Further works of the master were: Bottega del macellaio (1582-1583, Oxford, Christ Church); Mangiafagioli (1583-1584, Rome, Gall.Colonna); Crocifisso (1583, for S.Nicolo' in Bologna, now in S.Maria della Carita'). Carracci traveled a lot through Tuscany, Parma, Venice in 1583-1586, where his cultural formation was amplified and his artistic orientation was specified: Battesimo di Cristo (1585, Bologna San Gregorio); Assunzione della Vergine (1592, Bologna, Pin.Naz.); Venere con un satiro e due cupidi (circa 1588, Florence, Uffizi).

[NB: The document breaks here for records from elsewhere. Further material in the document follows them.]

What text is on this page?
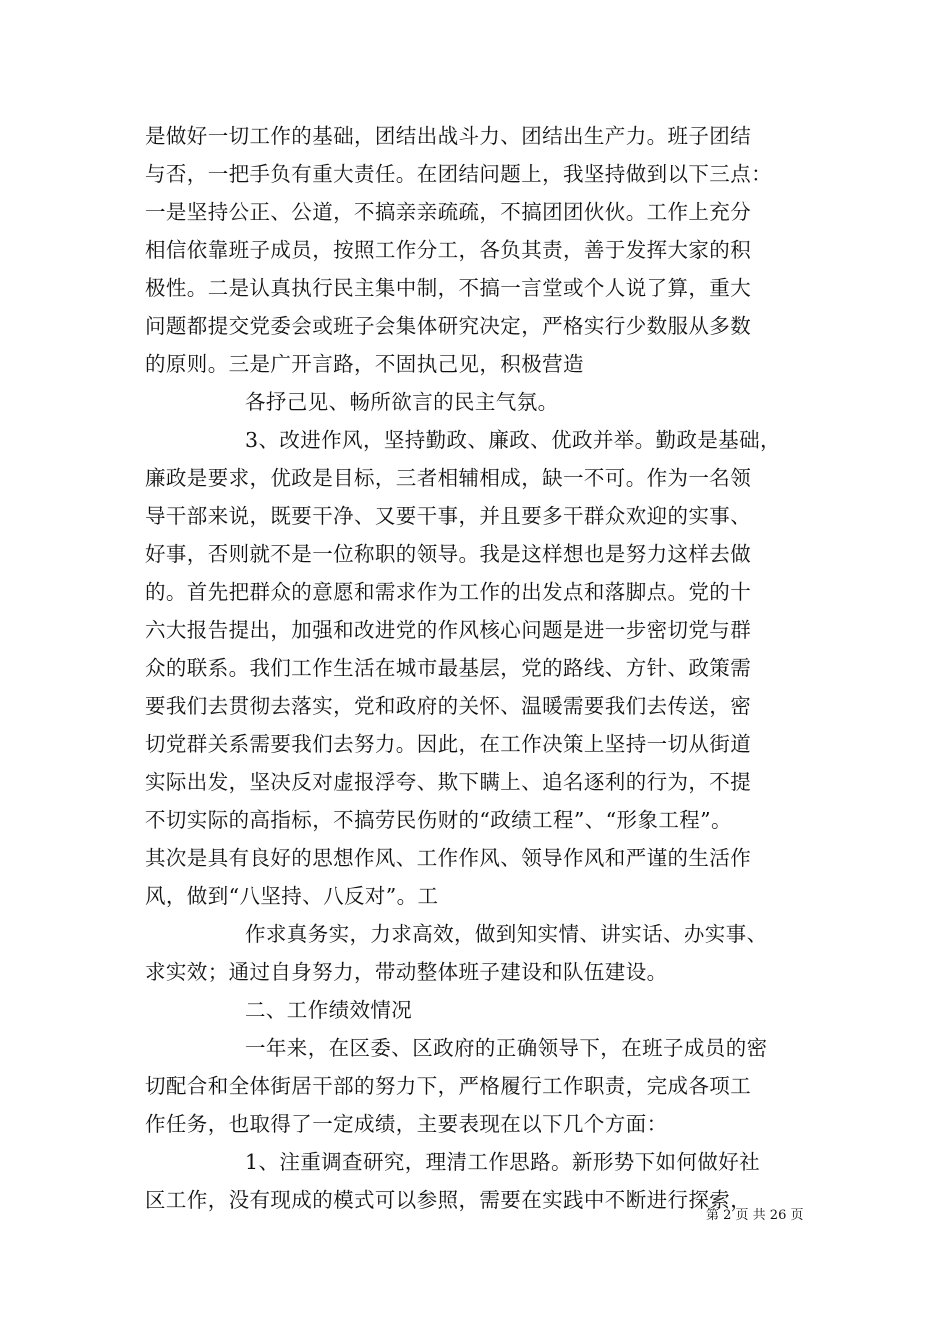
是做好一切工作的基础，团结出战斗力、团结出生产力。班子团结
与否，一把手负有重大责任。在团结问题上，我坚持做到以下三点：
一是坚持公正、公道，不搞亲亲疏疏，不搞团团伙伙。工作上充分
相信依靠班子成员，按照工作分工，各负其责，善于发挥大家的积
极性。二是认真执行民主集中制，不搞一言堂或个人说了算，重大
问题都提交党委会或班子会集体研究决定，严格实行少数服从多数
的原则。三是广开言路，不固执己见，积极营造
各抒己见、畅所欲言的民主气氛。
3、改进作风，坚持勤政、廉政、优政并举。勤政是基础，
廉政是要求，优政是目标，三者相辅相成，缺一不可。作为一名领
导干部来说，既要干净、又要干事，并且要多干群众欢迎的实事、
好事，否则就不是一位称职的领导。我是这样想也是努力这样去做
的。首先把群众的意愿和需求作为工作的出发点和落脚点。党的十
六大报告提出，加强和改进党的作风核心问题是进一步密切党与群
众的联系。我们工作生活在城市最基层，党的路线、方针、政策需
要我们去贯彻去落实，党和政府的关怀、温暖需要我们去传送，密
切党群关系需要我们去努力。因此，在工作决策上坚持一切从街道
实际出发，坚决反对虚报浮夸、欺下瞒上、追名逐利的行为，不提
不切实际的高指标，不搞劳民伤财的“政绩工程”、“形象工程”。
其次是具有良好的思想作风、工作作风、领导作风和严谨的生活作
风，做到“八坚持、八反对”。工
作求真务实，力求高效，做到知实情、讲实话、办实事、
求实效；通过自身努力，带动整体班子建设和队伍建设。
二、工作绩效情况
一年来，在区委、区政府的正确领导下，在班子成员的密
切配合和全体街居干部的努力下，严格履行工作职责，完成各项工
作任务，也取得了一定成绩，主要表现在以下几个方面：
1、注重调查研究，理清工作思路。新形势下如何做好社
区工作，没有现成的模式可以参照，需要在实践中不断进行探索，
第 2 页 共 26 页
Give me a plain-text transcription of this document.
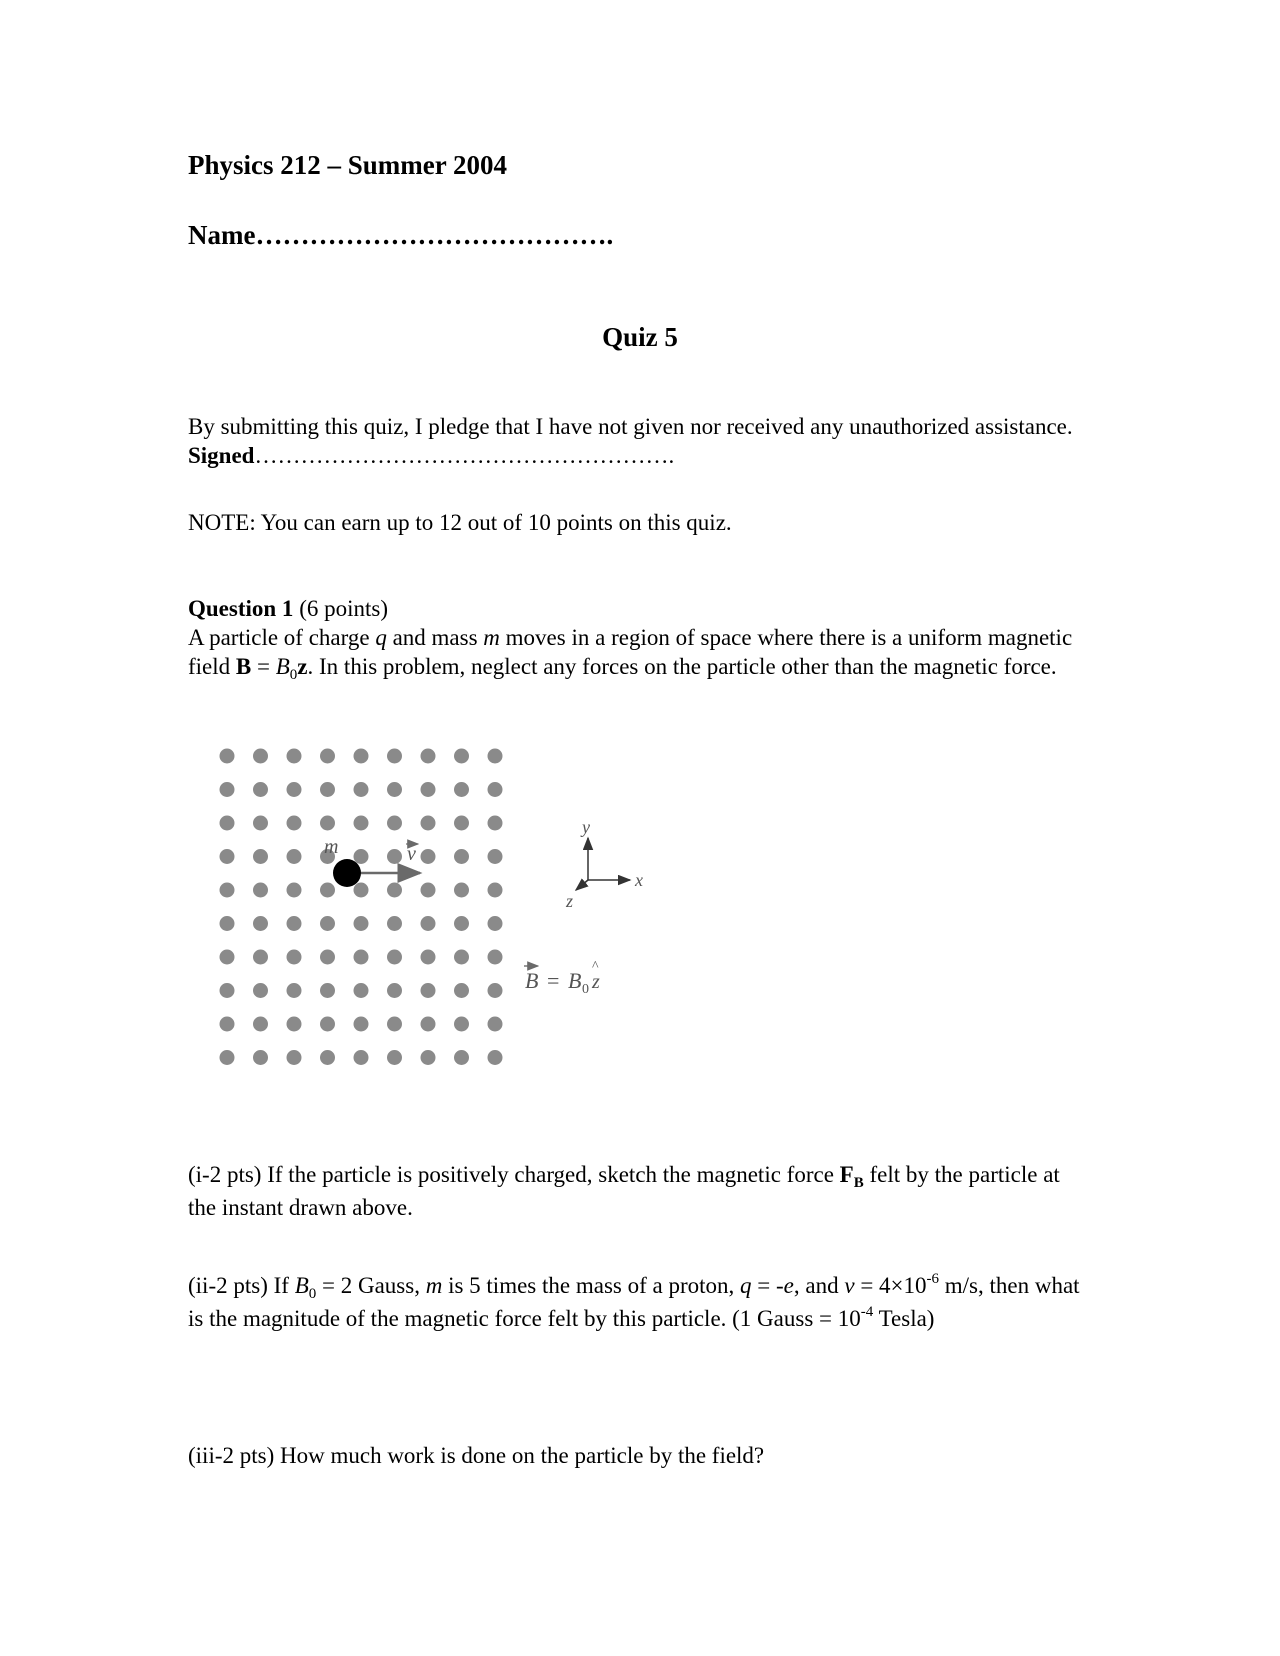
Physics 212 – Summer 2004
Name………………………………….
Quiz 5
By submitting this quiz, I pledge that I have not given nor received any unauthorized assistance. Signed……………………………………………….
NOTE: You can earn up to 12 out of 10 points on this quiz.
Question 1 (6 points)
A particle of charge q and mass m moves in a region of space where there is a uniform magnetic field $B = B_0z$. In this problem, neglect any forces on the particle other than the magnetic force.
m	v
y
x
z
B = B 0 z
^
(i-2 pts) If the particle is positively charged, sketch the magnetic force $F_B$ felt by the particle at the instant drawn above.
(ii-2 pts) If $B_0 = 2$ Gauss, m is 5 times the mass of a proton, q = -e, and $v = 4\times 10^{-6}$ m/s, then what is the magnitude of the magnetic force felt by this particle. (1 Gauss = $10^{-4}$ Tesla)
(iii-2 pts) How much work is done on the particle by the field?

The full maturity was reached by the artist after he left his native city and moved to Rome. He was invited in 1595 by Odoardo Farnese to decorate Palazzo Farnese with the mythological subjects (1595-1602) (executed in collaboration with the brother Agostino and Domenichino), where Carracci put together the different models of Michelangelo's ceiling in the Sistine Chapel and Raphael's Loggia di Psiche in Farnesina. The same methods were used for the lunettes of the Cappella in Palazzo Aldobrandini (executed in collaboration with the pupils in 1603-1604). His role of innovator and founder of the orientations for the following generations was confirmed in the work of last years of artist's life, in particular in the works bearing name of Pieta' (as one in Nat.Gall. of London).